Sa vie aurait pu ainsi s’écouler au rythme de la galanterie et des plaisirs. Mais, à bout de ressources, Marion intégra le foyer maternel où elle demeura environ deux ans. Compromise dans les troubles de la Fronde, elle reçut une lettre de cachet, mais ne fut pas embastillée.
Une triste fin lui épargna la geôle. Enceinte, et ne souhaitant pas garder l’enfant, elle ingurgita une dose trop forte d’antimoine. Intoxiquée, gravement malade, dix fois de suite le curé de Saint-Gervais se rendit à son chevet pour la confession de Marion qui expira laissant la place libre à son « amie » et jeune rivale, Ninon de Lenclos.
Morte, son corps vêtu de blanc et sa tête ceinte d’une couronne de lilas provoqua les protestations de la foule et même du curé de Saint-Gervais.
Dans son Journal historique, Loret écrit :
« La pauvre Marion de l’Orme,
De si rare et plaisante forme,
A laissé ravir au tombeau
Son corps si charmant et si beau »
Marion Delorme fut inhumée dans le cimetière Saint-Paul-des-Champs d’où sa tombe disparut quand le cimetière fut loti pour des bâtiments. A moins que, tous les ossements n’ayant pas été retirés, les siens y soient toujours.
Mais sa disparition marqua le début d’une légende.
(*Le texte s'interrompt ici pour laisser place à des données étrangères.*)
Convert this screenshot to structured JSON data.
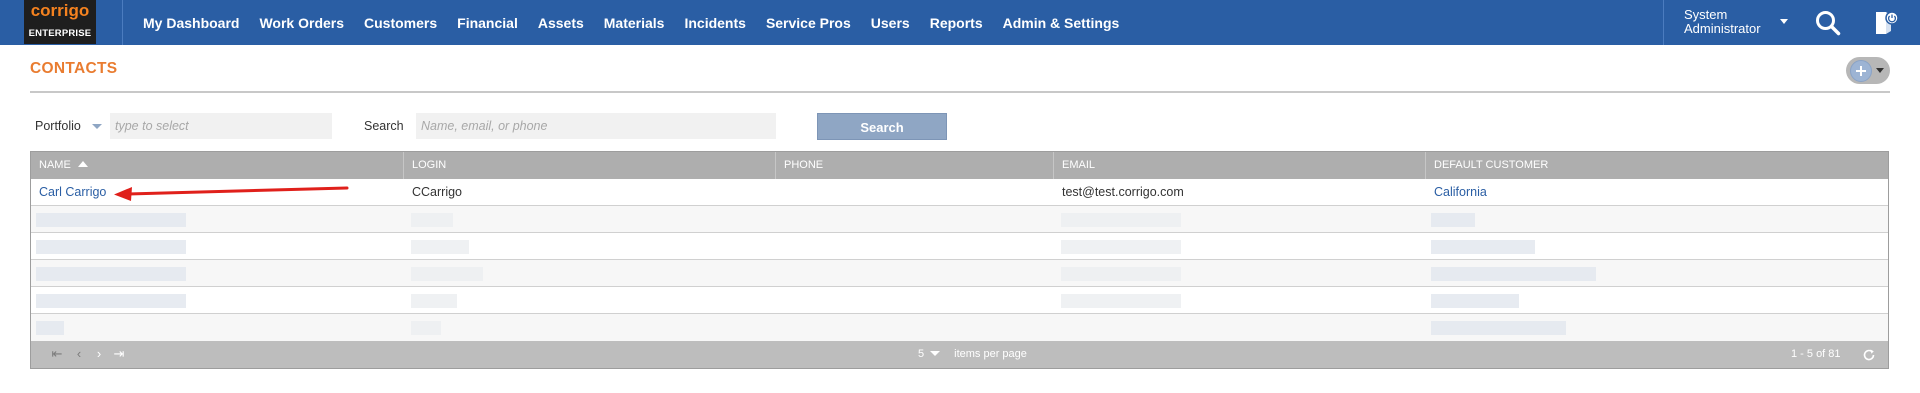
{
  "app": {
    "logo_text": "corrigo",
    "logo_sub": "ENTERPRISE",
    "nav": [
      "My Dashboard",
      "Work Orders",
      "Customers",
      "Financial",
      "Assets",
      "Materials",
      "Incidents",
      "Service Pros",
      "Users",
      "Reports",
      "Admin & Settings"
    ],
    "user_line1": "System",
    "user_line2": "Administrator",
    "icons": [
      "search-icon",
      "logout-icon"
    ]
  },
  "page": {
    "title": "CONTACTS"
  },
  "filters": {
    "portfolio_label": "Portfolio",
    "portfolio_placeholder": "type to select",
    "search_label": "Search",
    "search_placeholder": "Name, email, or phone",
    "search_button": "Search"
  },
  "grid": {
    "columns": [
      "NAME",
      "LOGIN",
      "PHONE",
      "EMAIL",
      "DEFAULT CUSTOMER"
    ],
    "sorted_column": "NAME",
    "sort_direction": "ascending",
    "rows": [
      {
        "name": "Carl Carrigo",
        "login": "CCarrigo",
        "phone": "",
        "email": "test@test.corrigo.com",
        "default_customer": "California"
      }
    ],
    "redacted_rows": 5,
    "page_size": "5",
    "per_page_label": "items per page",
    "range_text": "1 - 5 of 81"
  },
  "colors": {
    "topbar": "#2a5ea4",
    "brand_orange": "#f5821f",
    "title_orange": "#e97c30",
    "annotation_arrow": "#e0201b"
  }
}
Pour beaucoup Marion était toujours vivante. Afin d’éviter la Bastille, elle aurait simulé sa mort avec l’aide de Guy Patin, célèbre médecin de Louis XIII qui l’aurait cachée chez lui avant qu’elle n’aille en Ecosse où elle aurait épousé un riche lord. Veuve et profitant de la mort de Mazarin, elle aurait regagné la France et aurait épousé le bandit de grand chemin qui l’avait attaquée pour la détrousser avant de la trousser tout court...
De nouveau veuve après trois ans, elle se serait remariée avec cette fois un procureur fiscal, nommé Le Brun, de dix-huit ans son cadet et qu’elle aurait enterré dix-sept ans plus tard. Agée de 78 ans elle aurait pour certains vécu jusqu’à 94 ans.
Enfin d’autres n’hésitèrent pas à la faire mourir à 134 ans et dix mois sous le nom Marie-Anne Grappin qu’elle portait à ses débuts de vie galante.
Considérée comme impérissable par les parisiens, ceux-ci citaient indifféremment les tours Notre-Delorme ou Marion Delorme quand ils parlaient d’un objet à l’abri de l’épreuve du temps.